SUARANUSRA.COM – Bupati Lombok Timur, H. Haerul Warisin, secara resmi menyampaikan permintaan maaf kepada masyarakat atas keterlambatan penanganan kesulitan akses gas elpiji 3 kilogram yang terjadi dalam beberapa waktu terakhir. 


Permintaan maaf itu disampaikan dalam agenda dengar pendapat (hearing) dengan Gerakan Elemen Masyarakat Peduli Rakyat (GEMPUR) di Ruang Rapat Bupati, Senin (13/4/2026).


Dalam pertemuan tersebut, Bupati Haerul menjelaskan bahwa kondisi kelangkaan ini merupakan kejadian pertama kali dan sama sekali tidak terduga. Menurutnya, lonjakan perekonomian masyarakat Lombok Timur sejak akhir tahun 2025 hingga triwulan pertama 2026 menjadi faktor utama yang tidak sempat diantisipasi.

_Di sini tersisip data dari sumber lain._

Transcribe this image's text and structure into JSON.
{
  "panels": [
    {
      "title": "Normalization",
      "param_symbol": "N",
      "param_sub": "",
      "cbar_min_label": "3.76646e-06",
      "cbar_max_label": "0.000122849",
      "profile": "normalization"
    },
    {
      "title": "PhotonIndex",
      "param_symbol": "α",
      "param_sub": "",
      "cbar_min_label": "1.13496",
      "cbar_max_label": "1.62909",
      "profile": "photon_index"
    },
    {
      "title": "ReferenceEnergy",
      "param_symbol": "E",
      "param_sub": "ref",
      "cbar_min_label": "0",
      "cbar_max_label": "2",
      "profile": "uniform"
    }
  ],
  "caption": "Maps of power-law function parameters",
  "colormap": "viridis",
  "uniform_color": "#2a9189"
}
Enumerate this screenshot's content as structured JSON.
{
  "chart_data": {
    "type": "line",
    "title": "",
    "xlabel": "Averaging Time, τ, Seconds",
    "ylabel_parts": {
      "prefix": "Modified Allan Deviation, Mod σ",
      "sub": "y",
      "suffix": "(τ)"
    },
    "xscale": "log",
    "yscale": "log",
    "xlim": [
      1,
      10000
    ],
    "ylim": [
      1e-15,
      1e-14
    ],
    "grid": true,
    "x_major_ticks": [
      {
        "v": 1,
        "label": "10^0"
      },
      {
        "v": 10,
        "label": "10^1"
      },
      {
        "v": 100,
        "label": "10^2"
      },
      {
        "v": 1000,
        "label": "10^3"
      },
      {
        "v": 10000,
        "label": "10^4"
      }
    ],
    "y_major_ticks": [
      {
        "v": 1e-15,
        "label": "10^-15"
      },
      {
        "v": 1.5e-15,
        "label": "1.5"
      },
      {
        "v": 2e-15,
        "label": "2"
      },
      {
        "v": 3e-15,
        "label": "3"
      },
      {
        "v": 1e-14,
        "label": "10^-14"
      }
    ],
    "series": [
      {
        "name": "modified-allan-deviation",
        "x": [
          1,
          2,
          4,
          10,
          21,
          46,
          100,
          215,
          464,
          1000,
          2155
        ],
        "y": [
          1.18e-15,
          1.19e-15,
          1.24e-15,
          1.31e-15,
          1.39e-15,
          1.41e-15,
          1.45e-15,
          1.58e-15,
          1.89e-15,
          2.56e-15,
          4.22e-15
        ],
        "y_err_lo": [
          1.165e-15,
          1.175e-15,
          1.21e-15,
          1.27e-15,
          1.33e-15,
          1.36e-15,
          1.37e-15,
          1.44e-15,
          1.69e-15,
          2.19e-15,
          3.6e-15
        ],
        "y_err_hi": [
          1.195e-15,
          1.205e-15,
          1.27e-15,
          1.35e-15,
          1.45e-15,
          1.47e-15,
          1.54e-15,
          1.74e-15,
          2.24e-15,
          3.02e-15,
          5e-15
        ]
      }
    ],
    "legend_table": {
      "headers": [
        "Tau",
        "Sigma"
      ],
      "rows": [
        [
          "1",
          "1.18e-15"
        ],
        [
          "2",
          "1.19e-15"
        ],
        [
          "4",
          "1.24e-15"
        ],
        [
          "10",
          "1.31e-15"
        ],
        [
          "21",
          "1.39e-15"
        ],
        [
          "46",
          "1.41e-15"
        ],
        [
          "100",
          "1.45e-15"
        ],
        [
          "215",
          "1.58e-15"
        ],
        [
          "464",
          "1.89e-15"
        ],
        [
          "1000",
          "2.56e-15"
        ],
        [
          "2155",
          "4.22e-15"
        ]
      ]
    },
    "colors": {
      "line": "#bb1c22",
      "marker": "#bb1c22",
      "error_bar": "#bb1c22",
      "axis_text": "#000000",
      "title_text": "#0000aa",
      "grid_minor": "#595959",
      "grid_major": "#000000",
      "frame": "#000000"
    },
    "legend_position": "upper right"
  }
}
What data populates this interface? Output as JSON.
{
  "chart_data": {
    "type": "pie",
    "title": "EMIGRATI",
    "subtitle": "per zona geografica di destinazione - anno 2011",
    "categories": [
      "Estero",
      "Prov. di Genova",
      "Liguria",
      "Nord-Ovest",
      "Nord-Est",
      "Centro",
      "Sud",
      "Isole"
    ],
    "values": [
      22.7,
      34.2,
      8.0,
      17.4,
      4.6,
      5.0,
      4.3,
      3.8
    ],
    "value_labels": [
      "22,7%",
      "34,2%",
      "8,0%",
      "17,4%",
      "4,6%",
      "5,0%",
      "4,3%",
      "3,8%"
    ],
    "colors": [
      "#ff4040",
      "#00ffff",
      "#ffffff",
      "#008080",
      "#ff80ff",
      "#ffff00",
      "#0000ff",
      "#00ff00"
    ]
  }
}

"Ini pengalaman pertama bagi kami, dan tidak pernah ada prediksi sebelumnya bahwa lonjakan ekonomi akan secepat ini berdampak pada konsumsi elpiji 3 kg. Atas nama pemerintah daerah, saya menyampaikan maaf yang sebesar-besarnya kepada masyarakat," ujar Bupati Haerul.

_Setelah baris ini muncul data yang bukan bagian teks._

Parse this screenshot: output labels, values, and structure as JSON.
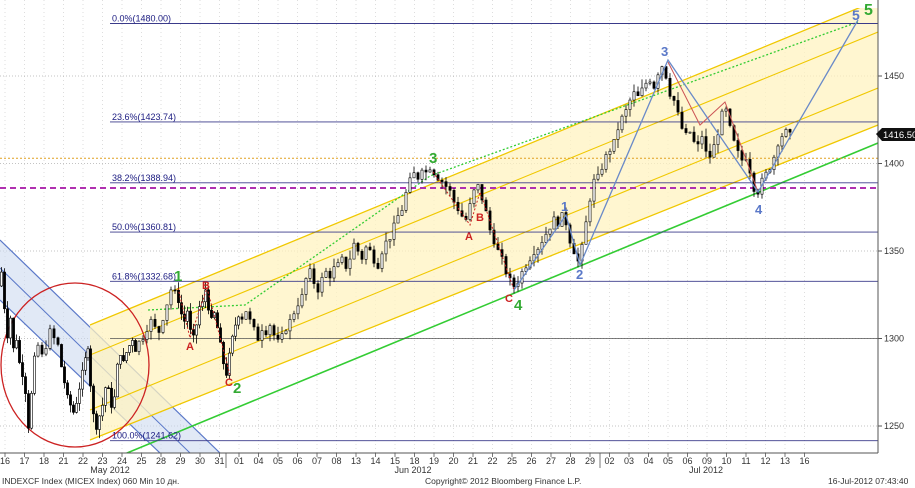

Menanggapi persoalan tersebut, Pemerintah Kabupaten Lombok Timur berkomitmen memperkuat Satuan Tugas (Satgas) Pengawasan Distribusi Elpiji 3 kg. Keanggotaan satgas akan melibatkan masyarakat serta pihak-pihak berkompeten lainnya guna memastikan distribusi berjalan tepat sasaran. Selain itu, Pemda juga akan segera mengajukan usulan penambahan kuota elpiji 3 kg kepada Pertamina.


Salah satu tuntutan utama GEMPUR yang meminta agar pangkalan memberdayakan pengecer turut mendapat respons positif. Keberadaan pengecer dinilai lebih dekat dengan masyarakat dan mampu mengurangi hambatan geografis di wilayah Lombok Timur yang berbukit dan tersebar.


Sekretaris Daerah Lombok Timur, H. Muhammad Juani Taofik, yang juga hadir dalam hearing tersebut, berharap masyarakat dapat lebih tenang. Ia memastikan stok elpiji di Depo Ampenan tidak bermasalah dan sesuai dengan kuota yang ditetapkan.


"Stok di depo aman. Yang menjadi tantangan adalah distribusi hingga ke tangan masyarakat. Ini perlu pengawalan serius dari semua pihak, termasuk pemerintah, aparat, dan partisipasi aktif warga," ujar Sekda Juani.


Dengan langkah-langkah tersebut, Pemda Lombok Timur optimistis kondisi kelangkaan gas melon 3 kg dapat segera teratasi dalam waktu dekat, dan memastikan masyarakat kembali mendapatkan akses energi yang terjangkau dan merata. (SN/03)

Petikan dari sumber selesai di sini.